私は主に「高齢者の健康寿命をいかに伸ばせるか」ということをテーマに研究しています。健康寿命とは、病気やケガをせず、日常生活での活動を自分でできる期間、つまり生活の質(QOL)を保つことの重要さです。老年学の授業では、その健康寿命を伸ばすために、私の理学療法士としての臨床経験や国立長寿医療研究センターでの研究で得た知識を伝え、有効的な運動や人と交流する社会活動などと健康の関係を理解を深めてもらいます。
また新しい学部では、これまで医療や介護分野において蓄積されたデータから、どういう人が要介護状態やある特定の病気になりやすいのかなどを読み解きながら、予防の方法を考えるなど、より実践的な活用まで学べるようにするつもりです。保健分野とデータサイエンスが結びついた新しい学びに期待してほしいですね。

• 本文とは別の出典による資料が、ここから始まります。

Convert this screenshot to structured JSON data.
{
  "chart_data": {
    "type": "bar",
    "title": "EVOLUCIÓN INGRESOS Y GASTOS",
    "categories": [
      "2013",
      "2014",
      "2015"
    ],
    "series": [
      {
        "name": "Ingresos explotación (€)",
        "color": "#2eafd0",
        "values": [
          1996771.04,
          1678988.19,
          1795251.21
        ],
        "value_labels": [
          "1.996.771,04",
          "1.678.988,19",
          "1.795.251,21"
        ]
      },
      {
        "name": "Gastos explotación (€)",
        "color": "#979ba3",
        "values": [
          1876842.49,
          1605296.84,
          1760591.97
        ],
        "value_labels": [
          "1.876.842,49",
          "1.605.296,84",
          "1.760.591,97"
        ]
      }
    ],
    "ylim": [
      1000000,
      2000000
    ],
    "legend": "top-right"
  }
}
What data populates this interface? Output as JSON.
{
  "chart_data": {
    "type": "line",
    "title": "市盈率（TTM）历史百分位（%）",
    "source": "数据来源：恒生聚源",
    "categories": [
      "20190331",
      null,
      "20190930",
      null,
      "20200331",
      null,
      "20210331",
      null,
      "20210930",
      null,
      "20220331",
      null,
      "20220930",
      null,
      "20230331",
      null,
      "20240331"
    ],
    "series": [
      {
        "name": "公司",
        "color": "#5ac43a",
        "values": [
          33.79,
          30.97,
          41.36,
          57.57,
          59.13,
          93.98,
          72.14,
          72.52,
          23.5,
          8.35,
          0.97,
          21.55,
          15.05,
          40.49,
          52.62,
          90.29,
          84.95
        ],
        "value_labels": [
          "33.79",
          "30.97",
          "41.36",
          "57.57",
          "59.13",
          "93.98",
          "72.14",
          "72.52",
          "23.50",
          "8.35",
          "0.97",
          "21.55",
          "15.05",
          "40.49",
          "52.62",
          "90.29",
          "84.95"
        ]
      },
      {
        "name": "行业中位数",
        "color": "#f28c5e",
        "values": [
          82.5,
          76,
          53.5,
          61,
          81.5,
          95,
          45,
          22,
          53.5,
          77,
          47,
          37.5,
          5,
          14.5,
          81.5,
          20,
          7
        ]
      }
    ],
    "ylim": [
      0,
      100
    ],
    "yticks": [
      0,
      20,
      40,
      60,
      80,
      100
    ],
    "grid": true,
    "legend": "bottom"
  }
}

「データにもとづいて考える力、アプリやICTを活用した健康管理の方法を考える力を養いたい」と先生
先生の授業では、高齢者が抱える課題を知るところから、解決策を考えるために必要なデータとは何かを理解するところからスタートし、具体的な調査、さらに様々な分析の仕方もしっかり学びます。「データを取る、分析するで終わらないのが、畿央大学の新学部での学びです。私の授業でもデータを使ってどんな解決策があるかを考え、実践するところまで指導していきたいと考えています」と先生。また、地域の高齢者との交流や医療福祉関連団体(企業を含む)、行政などと連携したより実践的な学びも準備されているとのことでした。

先生の授業では、超高齢化社会に生きる皆さんが長く健康で幸せに暮らせる方法を考え、実現する力が身に付く
大学生の皆さんには、無限のチャンスがあると私は常々思っています。畿央大学には様々な学部があり、新しい出会いや学びがたくさんありますから、ぜひ皆さんの可能性を広げ、チャンスを掴み取ってください。

日本老年療法学会副理事長、日本予防理学療法学会理事として、日本の学術発展にも貢献している先生
専門:老年学・リハビリテーション科学
理学療法士として訪問看護リハビリセンターに勤務し、神戸大学大学院保健学専攻に進学、その後、国立長寿医療研究センター在籍中に、2012年に大学院の博士課程後期課程を修了(保健学博士)。以降、アメリカのAlbert Einstein College of Medicineへ留学、国立長寿医療研究センター・健康増進研究室長等を経て、2026年に畿央大学へ着任。